C'est toute la beauté de ce texte, de ces lignes que Patricia esquisse simplement, tracé qu'elle ne saurait imposer ni à Jeanne, ni à son entourage, mari, fils, soignants. Libre cours à la force et à la faiblesse qui se rejoignent sur cette route, pour eux souvent inconnue et hostile. Tous avancent maladroits, presque méfiants comme des enfants le premier jour de l'école. Là, Jeanne apprend à mourir comme peut-être elle avait appris à vivre et l'entourage apprend à « être ». Pas de place pour les « a-t-on été ? », « qu'a-t-on vécu ? ».
Patricia met l'art d'écrire au service des âmes.
Les personnages ne sont pas des héros... Encore que... Chacun d'entre eux appelle, réclame si fort qu'il apprivoise « le sourire aux larmes » grâce au talent unique de leur auteur qui s'est comme acharnée à les perdre, les semer.

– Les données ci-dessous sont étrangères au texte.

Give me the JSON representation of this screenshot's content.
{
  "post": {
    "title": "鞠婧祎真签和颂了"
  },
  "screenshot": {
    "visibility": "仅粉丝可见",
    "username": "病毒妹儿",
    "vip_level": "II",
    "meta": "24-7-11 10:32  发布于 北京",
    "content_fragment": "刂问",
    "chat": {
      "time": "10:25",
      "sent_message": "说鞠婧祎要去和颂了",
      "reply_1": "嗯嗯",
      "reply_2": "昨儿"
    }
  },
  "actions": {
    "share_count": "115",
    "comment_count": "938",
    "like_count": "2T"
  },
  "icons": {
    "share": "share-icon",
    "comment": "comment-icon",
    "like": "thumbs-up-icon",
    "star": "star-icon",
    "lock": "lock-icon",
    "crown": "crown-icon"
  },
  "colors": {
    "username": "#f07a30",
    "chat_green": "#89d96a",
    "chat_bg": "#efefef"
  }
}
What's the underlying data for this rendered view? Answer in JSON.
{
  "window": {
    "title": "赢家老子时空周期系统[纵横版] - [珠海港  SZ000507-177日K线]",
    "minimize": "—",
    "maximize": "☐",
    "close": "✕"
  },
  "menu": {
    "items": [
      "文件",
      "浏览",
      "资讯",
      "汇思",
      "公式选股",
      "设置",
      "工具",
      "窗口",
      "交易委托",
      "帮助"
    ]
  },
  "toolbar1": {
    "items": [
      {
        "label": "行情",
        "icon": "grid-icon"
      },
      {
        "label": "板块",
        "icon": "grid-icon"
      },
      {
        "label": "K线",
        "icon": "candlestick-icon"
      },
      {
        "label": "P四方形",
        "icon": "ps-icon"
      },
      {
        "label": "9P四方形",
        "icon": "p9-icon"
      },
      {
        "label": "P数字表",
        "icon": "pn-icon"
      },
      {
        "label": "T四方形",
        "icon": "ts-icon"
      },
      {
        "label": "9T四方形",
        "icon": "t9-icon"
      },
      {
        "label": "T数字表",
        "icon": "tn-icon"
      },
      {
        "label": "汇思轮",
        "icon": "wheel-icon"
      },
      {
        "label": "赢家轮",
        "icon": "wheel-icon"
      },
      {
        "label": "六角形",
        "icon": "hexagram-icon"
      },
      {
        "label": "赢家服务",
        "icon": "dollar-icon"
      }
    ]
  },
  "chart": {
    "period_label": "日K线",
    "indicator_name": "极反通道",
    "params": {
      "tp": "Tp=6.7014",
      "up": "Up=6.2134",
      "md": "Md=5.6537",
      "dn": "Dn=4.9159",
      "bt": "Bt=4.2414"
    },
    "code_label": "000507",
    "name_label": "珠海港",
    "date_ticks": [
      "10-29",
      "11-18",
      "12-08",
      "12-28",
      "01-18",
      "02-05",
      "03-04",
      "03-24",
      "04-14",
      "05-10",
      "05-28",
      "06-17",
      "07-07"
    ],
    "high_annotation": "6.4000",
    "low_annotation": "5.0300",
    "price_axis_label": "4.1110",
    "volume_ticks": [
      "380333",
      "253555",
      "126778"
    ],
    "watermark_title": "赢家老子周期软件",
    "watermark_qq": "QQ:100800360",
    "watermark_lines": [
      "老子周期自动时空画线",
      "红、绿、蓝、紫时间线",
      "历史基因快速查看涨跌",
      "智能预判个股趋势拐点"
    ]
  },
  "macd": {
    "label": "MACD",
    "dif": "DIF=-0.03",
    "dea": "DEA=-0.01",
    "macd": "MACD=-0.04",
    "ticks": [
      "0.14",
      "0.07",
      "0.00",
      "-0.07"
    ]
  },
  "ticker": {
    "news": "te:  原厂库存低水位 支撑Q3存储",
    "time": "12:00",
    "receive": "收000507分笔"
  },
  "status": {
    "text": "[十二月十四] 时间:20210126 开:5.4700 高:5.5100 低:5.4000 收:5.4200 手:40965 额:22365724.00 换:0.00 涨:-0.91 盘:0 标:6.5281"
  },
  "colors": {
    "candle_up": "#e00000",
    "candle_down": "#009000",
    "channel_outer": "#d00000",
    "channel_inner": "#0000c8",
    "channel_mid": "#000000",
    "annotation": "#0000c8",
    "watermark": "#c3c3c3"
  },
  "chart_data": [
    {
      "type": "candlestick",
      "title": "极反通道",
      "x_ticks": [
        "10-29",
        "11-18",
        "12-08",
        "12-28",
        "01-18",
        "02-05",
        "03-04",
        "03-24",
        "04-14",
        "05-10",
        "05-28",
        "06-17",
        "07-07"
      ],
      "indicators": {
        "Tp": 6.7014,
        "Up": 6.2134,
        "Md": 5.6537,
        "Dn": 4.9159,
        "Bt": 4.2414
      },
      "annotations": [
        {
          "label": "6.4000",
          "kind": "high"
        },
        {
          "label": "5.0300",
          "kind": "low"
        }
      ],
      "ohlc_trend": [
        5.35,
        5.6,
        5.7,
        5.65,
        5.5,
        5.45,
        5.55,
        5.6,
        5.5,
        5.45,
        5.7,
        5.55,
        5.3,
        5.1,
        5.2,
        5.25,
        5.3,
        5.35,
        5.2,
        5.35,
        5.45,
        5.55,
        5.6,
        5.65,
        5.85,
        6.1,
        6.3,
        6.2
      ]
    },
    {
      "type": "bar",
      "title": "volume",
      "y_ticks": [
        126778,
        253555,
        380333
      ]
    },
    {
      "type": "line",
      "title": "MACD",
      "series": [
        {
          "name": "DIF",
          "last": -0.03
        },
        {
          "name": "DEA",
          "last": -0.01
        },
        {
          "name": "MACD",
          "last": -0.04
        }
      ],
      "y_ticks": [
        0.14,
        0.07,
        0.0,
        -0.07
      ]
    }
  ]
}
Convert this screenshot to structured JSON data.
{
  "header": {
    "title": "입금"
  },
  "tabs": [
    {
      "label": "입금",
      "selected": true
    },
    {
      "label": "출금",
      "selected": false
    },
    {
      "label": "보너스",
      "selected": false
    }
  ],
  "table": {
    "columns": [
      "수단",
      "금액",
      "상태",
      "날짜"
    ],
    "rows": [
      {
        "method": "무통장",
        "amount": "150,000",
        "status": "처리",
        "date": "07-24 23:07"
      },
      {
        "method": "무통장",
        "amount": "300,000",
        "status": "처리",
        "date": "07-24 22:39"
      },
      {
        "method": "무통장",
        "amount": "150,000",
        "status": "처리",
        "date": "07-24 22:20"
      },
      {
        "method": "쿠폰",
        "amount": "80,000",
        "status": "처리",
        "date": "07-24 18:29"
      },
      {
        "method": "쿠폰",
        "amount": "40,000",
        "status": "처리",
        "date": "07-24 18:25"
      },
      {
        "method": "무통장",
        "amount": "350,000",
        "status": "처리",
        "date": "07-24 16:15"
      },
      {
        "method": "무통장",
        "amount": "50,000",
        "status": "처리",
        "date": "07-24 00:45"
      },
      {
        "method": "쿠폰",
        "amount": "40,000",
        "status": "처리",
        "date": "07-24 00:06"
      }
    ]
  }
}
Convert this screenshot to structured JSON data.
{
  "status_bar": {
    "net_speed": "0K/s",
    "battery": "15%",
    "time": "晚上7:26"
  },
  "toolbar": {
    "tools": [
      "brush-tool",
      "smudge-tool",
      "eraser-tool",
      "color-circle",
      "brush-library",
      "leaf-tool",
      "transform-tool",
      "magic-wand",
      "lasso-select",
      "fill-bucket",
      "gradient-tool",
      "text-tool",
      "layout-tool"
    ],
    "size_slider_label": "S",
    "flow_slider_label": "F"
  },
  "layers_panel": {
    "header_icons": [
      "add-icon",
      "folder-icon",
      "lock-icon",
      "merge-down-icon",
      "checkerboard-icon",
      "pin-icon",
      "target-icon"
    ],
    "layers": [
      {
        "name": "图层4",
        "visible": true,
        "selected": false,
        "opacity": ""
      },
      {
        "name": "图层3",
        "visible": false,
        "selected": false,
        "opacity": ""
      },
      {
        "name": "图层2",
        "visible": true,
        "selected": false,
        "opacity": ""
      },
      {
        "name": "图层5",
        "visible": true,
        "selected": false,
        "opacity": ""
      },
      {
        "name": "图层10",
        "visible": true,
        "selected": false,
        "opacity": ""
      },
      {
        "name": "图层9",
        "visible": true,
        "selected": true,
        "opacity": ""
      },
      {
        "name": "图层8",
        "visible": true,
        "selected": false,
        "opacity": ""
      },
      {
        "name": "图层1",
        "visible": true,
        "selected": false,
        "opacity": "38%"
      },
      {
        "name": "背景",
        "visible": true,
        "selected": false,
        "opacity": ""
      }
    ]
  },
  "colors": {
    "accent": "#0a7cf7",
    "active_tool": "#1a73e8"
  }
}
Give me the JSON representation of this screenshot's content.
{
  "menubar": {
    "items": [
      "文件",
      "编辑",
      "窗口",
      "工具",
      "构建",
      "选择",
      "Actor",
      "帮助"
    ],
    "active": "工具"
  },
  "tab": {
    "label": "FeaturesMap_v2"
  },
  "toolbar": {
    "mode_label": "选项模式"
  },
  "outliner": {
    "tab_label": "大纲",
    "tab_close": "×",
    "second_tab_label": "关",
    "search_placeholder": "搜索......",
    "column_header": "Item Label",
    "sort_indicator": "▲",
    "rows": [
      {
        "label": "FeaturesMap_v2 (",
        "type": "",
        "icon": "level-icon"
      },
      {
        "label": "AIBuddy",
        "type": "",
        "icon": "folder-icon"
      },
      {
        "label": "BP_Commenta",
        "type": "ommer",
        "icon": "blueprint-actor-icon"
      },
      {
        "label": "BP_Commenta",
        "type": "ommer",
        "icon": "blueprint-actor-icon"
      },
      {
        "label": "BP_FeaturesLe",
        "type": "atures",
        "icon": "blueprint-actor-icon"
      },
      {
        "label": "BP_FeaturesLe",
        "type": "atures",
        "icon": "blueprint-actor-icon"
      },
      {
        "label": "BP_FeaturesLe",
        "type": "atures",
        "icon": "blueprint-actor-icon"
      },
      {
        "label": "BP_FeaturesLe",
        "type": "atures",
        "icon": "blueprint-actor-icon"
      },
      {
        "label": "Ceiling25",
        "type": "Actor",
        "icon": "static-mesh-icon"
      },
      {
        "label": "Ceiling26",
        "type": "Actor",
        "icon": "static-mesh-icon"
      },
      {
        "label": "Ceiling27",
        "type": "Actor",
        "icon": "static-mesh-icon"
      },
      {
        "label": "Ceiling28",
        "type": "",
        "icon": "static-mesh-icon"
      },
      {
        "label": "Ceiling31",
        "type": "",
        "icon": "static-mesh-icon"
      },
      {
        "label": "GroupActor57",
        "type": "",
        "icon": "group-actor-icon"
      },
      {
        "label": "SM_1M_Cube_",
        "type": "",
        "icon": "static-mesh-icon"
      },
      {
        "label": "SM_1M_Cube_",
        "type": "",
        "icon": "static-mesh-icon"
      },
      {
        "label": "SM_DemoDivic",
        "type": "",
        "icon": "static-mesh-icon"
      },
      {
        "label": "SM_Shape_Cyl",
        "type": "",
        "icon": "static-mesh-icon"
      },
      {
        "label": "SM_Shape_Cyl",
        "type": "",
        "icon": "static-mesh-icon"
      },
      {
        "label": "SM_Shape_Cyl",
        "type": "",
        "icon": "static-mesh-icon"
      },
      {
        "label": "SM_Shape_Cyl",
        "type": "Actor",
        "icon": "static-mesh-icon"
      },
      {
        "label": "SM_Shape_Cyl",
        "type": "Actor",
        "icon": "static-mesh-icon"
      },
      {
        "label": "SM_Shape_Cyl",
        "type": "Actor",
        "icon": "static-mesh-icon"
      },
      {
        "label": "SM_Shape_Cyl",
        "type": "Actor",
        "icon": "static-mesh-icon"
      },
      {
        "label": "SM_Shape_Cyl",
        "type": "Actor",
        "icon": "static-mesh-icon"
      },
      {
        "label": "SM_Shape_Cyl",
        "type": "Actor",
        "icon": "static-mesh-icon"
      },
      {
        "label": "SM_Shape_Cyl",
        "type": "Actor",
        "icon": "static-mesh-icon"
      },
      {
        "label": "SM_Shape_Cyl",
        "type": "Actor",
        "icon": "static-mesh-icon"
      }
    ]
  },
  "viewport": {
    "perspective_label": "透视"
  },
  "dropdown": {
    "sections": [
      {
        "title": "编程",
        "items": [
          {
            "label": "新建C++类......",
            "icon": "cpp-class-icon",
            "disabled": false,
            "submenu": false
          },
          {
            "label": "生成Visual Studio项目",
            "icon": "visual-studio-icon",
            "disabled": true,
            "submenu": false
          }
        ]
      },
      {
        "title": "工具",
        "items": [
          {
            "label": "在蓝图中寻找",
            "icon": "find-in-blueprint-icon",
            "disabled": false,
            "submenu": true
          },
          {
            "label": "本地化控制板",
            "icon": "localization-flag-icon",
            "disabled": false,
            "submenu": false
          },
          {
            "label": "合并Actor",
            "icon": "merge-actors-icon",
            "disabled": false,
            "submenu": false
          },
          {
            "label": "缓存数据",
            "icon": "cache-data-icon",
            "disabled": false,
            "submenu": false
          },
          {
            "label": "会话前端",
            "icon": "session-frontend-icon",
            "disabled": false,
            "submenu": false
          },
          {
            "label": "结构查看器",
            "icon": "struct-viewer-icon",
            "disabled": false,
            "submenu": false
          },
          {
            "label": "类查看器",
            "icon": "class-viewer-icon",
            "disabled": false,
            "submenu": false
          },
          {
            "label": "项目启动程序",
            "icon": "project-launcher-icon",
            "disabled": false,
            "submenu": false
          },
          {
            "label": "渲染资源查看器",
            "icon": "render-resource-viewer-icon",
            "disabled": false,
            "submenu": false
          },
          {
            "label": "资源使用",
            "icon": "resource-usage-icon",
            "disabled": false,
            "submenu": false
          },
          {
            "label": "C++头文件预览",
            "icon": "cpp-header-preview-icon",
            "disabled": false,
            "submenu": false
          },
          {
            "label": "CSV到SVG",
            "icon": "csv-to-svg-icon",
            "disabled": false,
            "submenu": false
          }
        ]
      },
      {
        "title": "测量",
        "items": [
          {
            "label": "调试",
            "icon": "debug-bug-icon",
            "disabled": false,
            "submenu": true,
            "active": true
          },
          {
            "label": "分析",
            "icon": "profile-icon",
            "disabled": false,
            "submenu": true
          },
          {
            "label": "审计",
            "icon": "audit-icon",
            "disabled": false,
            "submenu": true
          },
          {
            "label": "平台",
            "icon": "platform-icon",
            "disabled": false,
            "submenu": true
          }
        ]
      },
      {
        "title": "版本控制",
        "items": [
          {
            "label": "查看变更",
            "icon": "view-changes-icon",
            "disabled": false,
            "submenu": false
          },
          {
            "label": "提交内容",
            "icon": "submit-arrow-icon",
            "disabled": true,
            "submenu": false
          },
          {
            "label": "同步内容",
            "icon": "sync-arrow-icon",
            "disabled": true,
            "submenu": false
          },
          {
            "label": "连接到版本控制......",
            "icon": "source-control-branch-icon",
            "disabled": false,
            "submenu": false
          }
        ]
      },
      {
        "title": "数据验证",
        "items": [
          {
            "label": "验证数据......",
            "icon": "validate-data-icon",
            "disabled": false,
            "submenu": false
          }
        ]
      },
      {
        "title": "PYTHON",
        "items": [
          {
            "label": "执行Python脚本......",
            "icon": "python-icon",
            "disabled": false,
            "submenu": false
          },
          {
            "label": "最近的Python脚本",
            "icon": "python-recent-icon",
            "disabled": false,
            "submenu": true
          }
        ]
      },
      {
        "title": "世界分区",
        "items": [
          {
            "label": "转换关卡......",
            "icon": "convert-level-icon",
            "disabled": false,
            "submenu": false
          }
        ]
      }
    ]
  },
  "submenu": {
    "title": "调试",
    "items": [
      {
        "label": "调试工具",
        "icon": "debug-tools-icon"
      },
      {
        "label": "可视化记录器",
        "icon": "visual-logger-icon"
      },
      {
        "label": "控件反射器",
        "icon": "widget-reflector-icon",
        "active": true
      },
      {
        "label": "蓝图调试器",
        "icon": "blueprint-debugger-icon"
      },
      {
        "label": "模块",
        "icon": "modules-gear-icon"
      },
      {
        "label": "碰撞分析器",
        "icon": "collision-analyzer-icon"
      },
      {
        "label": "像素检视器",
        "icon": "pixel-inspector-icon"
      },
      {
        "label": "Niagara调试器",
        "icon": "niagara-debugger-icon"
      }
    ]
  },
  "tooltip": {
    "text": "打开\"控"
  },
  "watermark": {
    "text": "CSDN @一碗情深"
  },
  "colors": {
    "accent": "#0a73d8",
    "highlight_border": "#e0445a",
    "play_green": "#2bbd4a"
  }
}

Un ouvrage tragique d'une rare beauté. Un roman d'émotions... d'une force rare.
« Il m'a semblé qu'on dit le même genre de sottise aux petits-enfants qu'on amène pour la première fois à l'école maternelle, leur paire de chaussons sous le bras ; la maîtresse se colle un sourire en travers de la figure et dit :
- Tu peux les poser là, en dessous de ton portemanteau.
Et le petit, le coeur étreint, hésite à se défaire de ses précieux chaussons pour les poser « là ». Parce que « là », ce n'est pas un lieu, c'est nulle part. Nulle part ! »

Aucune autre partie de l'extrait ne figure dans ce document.